Twenty years in August since Diana died. The anniversary is sad for me on many levels — she was definitely the final famous person I’ll have a pash on, and it reminds me that I haven’t yet earned back the whopping advance I was given for my book about her. To be fair, the book was an absolute stinker, written through a haze of gin, tears and avarice, containing such clodhopping clangers as ‘with blue skies in her eyes and the future in her smile’ and ‘affection swooshed out of her like a firework from a bottle’. Nurse, the screens!

But there was good stuff in it, too. Namely, the way I served it to the Prince’s Party who continue to curdle Diana’s memory much as they tried to ruin her reputation during her lifetime. There can be little doubt that Diana was comprehensively ‘gaslighted’ by her husband and his mistress during the early part of her marriage, when she was at her most hopeful and vulnerable. Diana’s Ophelia Years, when she was forever mauling at herself with kitchen utensils and bringing back her breakfast, make sense in the light of this carefully choreographed cruelty.

It was the Tory MP Nicholas Soames, most gruesome of the prince’s groupies, who opined that Diana was in ‘the advanced stages of paranoia’ after her piquant hat-tip to Camilla that ‘there were three of us in this marriage so it was a bit crowded’. Twenty years on, we hear the same geek chorus carp whenever Diana’s name is mentioned ‘Oh, she was no saint! She had a temper! She was spiteful! She had lovers!’

That’s the stuff I liked about her — the tantrums, the threats, the malice, the affairs. A woman who is all goodness is as insipid as a Bloody Mary without Tabasco. Even when Diana was embarrassing — before she grew into the cool customer who could look down and laugh at the out-of-time Windsors from her winner’s podium on the world stage — it was with a cringiness most of us have been guilty of to some degree. These were the Bridget Jones Years, when she was every needy, Mills & Boon spoon-fed, nightmare girlfriend, seeking from men the comfort she had failed to find from either her first family (the Spencers) or her second (the Windsors).

The subsequent Bunny Boiler Years were not her finest, especially when it was revealed that she had been a cold-calling, heavy-breathing sex-pest, subjecting the unfortunately named and inconveniently married art dealer Oliver Hoare to 18 months of nuisance phone calls, sometimes as many as three in 15 minutes. But what woman who had ever been prey to thwarted passion didn’t secretly want to high-five her? He probably led her on, the rotter!

When a bunny boiler becomes bored by her own emotional incontinence, she becomes a bitch, if she’s lucky. Diana’s Bitch Years were majestic. She was the toast of the New World by then, and from the distance of Manhattan could treat the Windsors like the provincial cheese-parers they are. She kept her evil twin happy by taunting her ex-in-laws, probably reaching peak-bitch when she called the Queen Mother ‘chief leper of the leper colony’.
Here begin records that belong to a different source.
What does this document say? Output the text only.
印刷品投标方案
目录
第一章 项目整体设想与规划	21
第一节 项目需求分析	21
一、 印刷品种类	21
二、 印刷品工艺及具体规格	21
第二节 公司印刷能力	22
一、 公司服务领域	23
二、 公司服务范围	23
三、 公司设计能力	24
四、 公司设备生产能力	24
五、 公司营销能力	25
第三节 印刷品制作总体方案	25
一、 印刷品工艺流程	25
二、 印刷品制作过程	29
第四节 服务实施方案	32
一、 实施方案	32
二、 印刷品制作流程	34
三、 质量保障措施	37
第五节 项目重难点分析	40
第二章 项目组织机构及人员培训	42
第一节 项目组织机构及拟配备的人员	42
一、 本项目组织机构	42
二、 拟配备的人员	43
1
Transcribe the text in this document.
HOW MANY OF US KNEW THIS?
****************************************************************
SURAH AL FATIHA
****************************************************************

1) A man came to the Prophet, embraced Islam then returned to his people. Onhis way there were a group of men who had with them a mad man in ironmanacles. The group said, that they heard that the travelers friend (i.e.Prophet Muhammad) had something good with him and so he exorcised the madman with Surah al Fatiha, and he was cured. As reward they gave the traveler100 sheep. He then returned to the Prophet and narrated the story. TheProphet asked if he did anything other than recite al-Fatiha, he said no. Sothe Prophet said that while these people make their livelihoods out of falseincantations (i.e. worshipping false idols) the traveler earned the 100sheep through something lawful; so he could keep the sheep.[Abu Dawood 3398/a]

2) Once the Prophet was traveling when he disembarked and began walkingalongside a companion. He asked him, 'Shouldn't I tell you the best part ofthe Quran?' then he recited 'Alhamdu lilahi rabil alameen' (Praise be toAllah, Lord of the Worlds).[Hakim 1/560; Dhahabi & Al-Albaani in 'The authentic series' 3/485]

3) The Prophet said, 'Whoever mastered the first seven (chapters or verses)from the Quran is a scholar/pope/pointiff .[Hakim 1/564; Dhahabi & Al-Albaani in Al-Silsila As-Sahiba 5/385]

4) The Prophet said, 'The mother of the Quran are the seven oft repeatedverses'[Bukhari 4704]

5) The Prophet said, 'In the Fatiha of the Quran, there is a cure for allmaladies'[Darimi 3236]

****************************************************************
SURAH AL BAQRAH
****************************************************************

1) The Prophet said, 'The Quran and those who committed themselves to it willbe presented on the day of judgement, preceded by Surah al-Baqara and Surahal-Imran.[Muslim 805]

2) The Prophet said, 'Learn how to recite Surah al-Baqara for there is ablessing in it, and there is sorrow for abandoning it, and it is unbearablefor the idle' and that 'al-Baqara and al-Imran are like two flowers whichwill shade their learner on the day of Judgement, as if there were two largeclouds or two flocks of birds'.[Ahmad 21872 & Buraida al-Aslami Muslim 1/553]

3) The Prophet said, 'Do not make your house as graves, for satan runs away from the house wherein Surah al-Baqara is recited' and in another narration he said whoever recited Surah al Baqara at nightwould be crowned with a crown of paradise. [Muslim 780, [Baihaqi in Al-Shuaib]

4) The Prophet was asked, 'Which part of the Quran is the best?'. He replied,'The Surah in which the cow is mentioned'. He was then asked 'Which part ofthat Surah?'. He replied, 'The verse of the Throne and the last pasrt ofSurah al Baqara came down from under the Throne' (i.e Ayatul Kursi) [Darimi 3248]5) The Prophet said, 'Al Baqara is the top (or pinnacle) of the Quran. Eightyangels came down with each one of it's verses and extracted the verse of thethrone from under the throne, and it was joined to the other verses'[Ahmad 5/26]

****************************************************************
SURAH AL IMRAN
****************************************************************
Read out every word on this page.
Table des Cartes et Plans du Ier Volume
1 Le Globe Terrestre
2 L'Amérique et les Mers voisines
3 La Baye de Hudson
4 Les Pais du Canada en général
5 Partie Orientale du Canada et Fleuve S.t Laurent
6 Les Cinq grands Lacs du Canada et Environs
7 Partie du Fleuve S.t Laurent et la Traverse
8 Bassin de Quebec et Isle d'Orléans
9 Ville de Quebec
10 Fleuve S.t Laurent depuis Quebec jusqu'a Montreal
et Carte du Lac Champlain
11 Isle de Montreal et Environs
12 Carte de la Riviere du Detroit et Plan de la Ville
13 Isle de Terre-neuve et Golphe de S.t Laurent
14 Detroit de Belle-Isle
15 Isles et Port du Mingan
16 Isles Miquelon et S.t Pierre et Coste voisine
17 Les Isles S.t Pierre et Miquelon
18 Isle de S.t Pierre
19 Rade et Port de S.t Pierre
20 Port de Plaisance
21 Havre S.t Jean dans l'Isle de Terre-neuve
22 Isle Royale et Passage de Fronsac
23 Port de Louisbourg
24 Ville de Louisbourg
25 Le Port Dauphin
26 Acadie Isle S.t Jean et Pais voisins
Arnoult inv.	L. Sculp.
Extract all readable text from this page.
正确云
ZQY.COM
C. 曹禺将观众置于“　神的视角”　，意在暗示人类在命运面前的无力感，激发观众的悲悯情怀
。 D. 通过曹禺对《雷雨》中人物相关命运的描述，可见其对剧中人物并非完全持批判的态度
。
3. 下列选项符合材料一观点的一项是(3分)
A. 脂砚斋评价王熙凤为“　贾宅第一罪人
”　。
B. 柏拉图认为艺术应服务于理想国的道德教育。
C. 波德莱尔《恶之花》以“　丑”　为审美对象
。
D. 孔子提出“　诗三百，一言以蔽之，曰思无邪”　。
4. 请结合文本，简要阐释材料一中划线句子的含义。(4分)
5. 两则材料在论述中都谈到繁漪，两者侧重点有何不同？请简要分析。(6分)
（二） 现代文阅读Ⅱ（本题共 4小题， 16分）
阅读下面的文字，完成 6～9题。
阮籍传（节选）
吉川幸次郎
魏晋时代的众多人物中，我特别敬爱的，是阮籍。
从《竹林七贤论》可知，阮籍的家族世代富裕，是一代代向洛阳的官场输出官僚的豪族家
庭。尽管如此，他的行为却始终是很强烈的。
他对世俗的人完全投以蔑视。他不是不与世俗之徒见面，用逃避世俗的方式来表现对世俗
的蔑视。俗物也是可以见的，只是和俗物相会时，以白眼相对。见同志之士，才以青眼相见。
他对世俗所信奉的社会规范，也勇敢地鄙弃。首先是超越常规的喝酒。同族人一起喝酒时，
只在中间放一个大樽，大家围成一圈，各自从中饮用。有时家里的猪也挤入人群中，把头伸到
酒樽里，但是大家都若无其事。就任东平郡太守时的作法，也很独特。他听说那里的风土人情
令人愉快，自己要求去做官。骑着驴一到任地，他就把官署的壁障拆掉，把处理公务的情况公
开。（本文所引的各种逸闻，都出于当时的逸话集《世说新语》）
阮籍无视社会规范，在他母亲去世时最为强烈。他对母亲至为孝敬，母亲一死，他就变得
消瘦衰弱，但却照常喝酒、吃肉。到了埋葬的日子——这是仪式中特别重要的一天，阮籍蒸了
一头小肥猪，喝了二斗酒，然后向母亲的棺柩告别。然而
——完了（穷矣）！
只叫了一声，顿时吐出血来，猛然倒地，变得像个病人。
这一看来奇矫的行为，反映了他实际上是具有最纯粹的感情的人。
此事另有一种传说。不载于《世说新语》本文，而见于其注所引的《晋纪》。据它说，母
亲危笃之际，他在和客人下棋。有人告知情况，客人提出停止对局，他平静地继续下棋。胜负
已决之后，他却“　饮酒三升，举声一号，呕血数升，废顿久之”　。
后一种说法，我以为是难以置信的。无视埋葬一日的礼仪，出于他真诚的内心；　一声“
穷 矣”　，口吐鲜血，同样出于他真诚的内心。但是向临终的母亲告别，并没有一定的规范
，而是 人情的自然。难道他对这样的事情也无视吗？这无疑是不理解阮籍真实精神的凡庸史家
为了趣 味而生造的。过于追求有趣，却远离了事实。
In this week’s heartbreaking documentary by her sons about their mother, Prince William recalled: ‘One of her mottos was: “Be as naughty as you want, just don’t get caught.” She was one of the naughtiest parents.’ Whether up to something as simple as assisting her sons to smuggle sweets into school in their socks, or as worldly as lining up a hat trick of supermodels —Christy, Cindy, Naomi — to greet the adolescent Prince William when he arrived home, it’s clear that Diana’s sense of mischief was highly developed, and mischief held a beat too long — and informed by sorrow — can easily become devilment.

‘She won’t go quietly — that’s the problem,’ said Diana of herself in a moment so full of defiance that for once someone referring to themselves in the third person didn’t seem ridiculous. ‘I’ll fight to the end, because I believe I have a role to fulfil, and two children to bring up.’

In her final years, she had became a scenery eater of the coolest kind; this is the part of the Joan Crawford film when the heroine finally realises that her man done her wrong and her fresh, ingenue face turns into a hard-smiled, glittery-eyed mask for a moment before she snaps back to normal — or at least what passes for it: ‘From now on it’s just me and the kids. And I’ll do anything for those kids. D’you hear me? Anything!’

So if you raise a glass to her next month, remember her this way: not Diana the Sacrificial Lamb or Diana the Mater Dolorosa, but Diana the Diva, goodness and badness perfectly enthroned in one shining spirit.